Your script is giving you values that don’t match what you expected. Consider this simple script and its output:

$ bash oddscript
good nodes: 0
bad nodes: 6
miss nodes: 0
GOOD=6 BAD=0 MISS=0
$
$ cat oddscript
#!/bin/bash -
badnode=6

printf "good nodes: %d
" $goodnode
printf "bad nodes: %d
" $badnode
printf "miss nodes: %d
" $missnode
printf "GOOD=%d BAD=%d MISS=%d
" $goodnode $badnode $missnode

Why is 6 showing up as the value for the good count, when it is supposed to be the value for the bad count?

Solution

Either give the variables an initial value (e.g., 0) or put quotes around the references to them on printf lines.

Discussion

What’s happening here? bash does its substitutions on that last line and when it evaluates $goodnode and $missnode they both come out null, empty, not there. So the line that is handed off to printf to execute looks like this:

printf "GOOD=%d BAD=%d MISS=%d
" 6

When printf tries to print the three decimal values (the three %d formats) it has a value (i.e., 6) for the first one, but doesn’t have anything for the next two, so they come out zero and we get:

GOOD=6 BAD=0 MISS=0

You can’t really blame printf, since it never saw the other arguments; bash had done its parameter substitution before printf ever got to run.

Even declaring them as integer values, like this:

declare -i goodnode badnode missnode

isn’t enough. You need to actually assign them a value.

The other way to avoid this problem is to quote the arguments when they are used in the printf statement, like this:

printf "GOOD=%d BAD=%d MISS=%d
" "$goodnode" "$badnode" "$missnode"

Then the first argument won’t disappear, but an empty string will be put in its place, so that what printf gets are the three needed arguments:

printf "GOOD=%d BAD=%d MISS=%d
" "" "6" ""

While we’re on the subject of printf, it has one other odd behavior. We have just seen how it behaves when there are too few arguments; when there are too many arguments, printf will keep repeating and reusing the format line and it will look like you are getting multiple lines of output when you expected only one.

Of course this can be put to good use, as in the following case:

$ dirs
/usr/bin /tmp ~/scratch/misc
$ printf "%s
" $(dirs)
/usr/bin
/tmp
~/scratch/misc
$

The printf takes the directory stack (i.e., the output from the dirs command) and displays the directories one per line, repeating and reusing the format, as described earlier.

Let’s summarize:

  • Initialize your variables, especially if they are numbers and you want to use them in printf statements.

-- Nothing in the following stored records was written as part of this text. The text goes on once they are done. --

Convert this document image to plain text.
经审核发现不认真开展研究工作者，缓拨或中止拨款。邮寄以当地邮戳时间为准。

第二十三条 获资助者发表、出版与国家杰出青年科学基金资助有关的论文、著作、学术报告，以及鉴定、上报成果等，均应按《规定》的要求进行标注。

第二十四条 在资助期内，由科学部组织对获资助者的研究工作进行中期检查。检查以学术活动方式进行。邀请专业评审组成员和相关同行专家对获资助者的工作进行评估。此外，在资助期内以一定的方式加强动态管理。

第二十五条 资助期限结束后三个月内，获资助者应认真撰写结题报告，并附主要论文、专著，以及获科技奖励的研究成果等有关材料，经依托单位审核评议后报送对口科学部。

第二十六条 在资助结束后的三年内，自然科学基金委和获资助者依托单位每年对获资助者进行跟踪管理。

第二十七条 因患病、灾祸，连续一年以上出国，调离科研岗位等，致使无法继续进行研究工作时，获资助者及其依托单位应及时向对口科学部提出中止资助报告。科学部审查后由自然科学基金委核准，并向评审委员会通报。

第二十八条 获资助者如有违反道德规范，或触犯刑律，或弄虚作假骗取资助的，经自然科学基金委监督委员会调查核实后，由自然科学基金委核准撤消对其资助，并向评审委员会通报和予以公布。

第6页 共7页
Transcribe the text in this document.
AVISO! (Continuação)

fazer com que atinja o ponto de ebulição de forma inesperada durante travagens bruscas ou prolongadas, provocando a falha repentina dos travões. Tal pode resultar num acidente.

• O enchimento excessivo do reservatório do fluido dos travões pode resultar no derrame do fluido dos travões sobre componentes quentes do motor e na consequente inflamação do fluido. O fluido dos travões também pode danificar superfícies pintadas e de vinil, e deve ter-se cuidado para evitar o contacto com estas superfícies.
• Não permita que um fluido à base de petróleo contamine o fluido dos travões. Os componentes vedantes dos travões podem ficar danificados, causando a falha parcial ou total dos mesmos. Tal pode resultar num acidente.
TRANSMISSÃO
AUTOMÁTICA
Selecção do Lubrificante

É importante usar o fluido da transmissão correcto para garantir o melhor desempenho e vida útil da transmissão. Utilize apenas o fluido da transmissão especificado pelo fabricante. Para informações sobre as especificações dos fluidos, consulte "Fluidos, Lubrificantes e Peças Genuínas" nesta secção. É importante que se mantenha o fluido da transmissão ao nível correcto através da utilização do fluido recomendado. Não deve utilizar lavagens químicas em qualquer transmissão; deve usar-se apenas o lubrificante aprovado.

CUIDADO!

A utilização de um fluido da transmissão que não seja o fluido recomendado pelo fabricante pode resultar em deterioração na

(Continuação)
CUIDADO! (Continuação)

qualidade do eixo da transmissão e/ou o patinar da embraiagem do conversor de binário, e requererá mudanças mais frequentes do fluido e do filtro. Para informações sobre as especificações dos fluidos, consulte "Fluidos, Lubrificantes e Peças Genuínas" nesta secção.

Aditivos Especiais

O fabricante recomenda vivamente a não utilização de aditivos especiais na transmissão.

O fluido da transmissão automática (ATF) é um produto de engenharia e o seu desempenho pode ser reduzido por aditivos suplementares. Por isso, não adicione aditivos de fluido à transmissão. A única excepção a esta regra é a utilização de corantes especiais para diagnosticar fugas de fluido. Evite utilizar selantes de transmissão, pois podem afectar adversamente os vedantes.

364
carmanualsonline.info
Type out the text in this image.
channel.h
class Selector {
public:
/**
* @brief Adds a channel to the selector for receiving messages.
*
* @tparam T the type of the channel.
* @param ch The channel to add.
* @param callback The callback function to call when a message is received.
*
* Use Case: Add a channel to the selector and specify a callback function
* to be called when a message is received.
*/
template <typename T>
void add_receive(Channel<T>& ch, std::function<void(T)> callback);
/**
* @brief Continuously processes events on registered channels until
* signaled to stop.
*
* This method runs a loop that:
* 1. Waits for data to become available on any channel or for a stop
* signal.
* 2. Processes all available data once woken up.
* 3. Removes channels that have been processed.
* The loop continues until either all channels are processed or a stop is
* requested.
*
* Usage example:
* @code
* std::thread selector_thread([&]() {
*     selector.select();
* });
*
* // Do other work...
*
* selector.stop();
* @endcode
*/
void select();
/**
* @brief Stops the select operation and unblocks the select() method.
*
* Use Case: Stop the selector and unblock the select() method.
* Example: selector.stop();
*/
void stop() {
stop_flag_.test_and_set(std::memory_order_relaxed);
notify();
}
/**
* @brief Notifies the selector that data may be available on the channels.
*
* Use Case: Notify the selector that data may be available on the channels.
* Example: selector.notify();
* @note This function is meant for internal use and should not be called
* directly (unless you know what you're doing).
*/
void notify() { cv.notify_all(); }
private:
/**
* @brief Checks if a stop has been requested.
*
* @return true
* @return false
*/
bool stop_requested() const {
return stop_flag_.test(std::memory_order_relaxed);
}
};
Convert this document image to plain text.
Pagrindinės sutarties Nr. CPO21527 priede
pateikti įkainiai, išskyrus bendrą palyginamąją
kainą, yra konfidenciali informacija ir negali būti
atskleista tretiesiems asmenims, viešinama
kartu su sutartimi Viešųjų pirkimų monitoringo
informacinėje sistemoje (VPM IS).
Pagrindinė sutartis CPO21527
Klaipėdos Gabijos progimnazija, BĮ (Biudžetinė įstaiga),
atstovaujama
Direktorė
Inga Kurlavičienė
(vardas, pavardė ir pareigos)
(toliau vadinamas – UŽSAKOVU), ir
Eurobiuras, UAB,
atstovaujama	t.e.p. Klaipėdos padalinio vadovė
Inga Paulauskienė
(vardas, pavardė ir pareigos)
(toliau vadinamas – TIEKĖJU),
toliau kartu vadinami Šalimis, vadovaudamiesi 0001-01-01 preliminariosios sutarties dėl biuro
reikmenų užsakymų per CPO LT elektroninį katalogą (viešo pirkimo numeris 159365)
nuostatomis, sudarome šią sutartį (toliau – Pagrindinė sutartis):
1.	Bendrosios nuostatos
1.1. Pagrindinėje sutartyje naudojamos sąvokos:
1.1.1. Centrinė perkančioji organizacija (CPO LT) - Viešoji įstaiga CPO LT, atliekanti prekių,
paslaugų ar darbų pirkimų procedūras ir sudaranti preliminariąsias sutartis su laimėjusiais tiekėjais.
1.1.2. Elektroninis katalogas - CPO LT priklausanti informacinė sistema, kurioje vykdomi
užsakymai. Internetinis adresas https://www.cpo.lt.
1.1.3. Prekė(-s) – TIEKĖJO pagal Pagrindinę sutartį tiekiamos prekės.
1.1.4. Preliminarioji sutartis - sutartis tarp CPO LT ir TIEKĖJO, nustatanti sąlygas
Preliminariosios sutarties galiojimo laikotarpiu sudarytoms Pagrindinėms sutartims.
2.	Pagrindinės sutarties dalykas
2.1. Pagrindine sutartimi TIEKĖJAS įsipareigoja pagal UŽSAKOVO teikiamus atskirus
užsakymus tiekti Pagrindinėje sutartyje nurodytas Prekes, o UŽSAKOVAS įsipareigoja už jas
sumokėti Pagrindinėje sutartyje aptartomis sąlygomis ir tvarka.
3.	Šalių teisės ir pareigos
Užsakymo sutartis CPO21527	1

  • Put quotes around your arguments if they could ever be null, and especially when used in printf statements.

  • Make sure you have the correct number of arguments, especially considering what the line will look like after the shell substitutions have occurred.

  • If you don’t need the special formatting that printf offers (e.g., %05d), consider using a simple echo statement.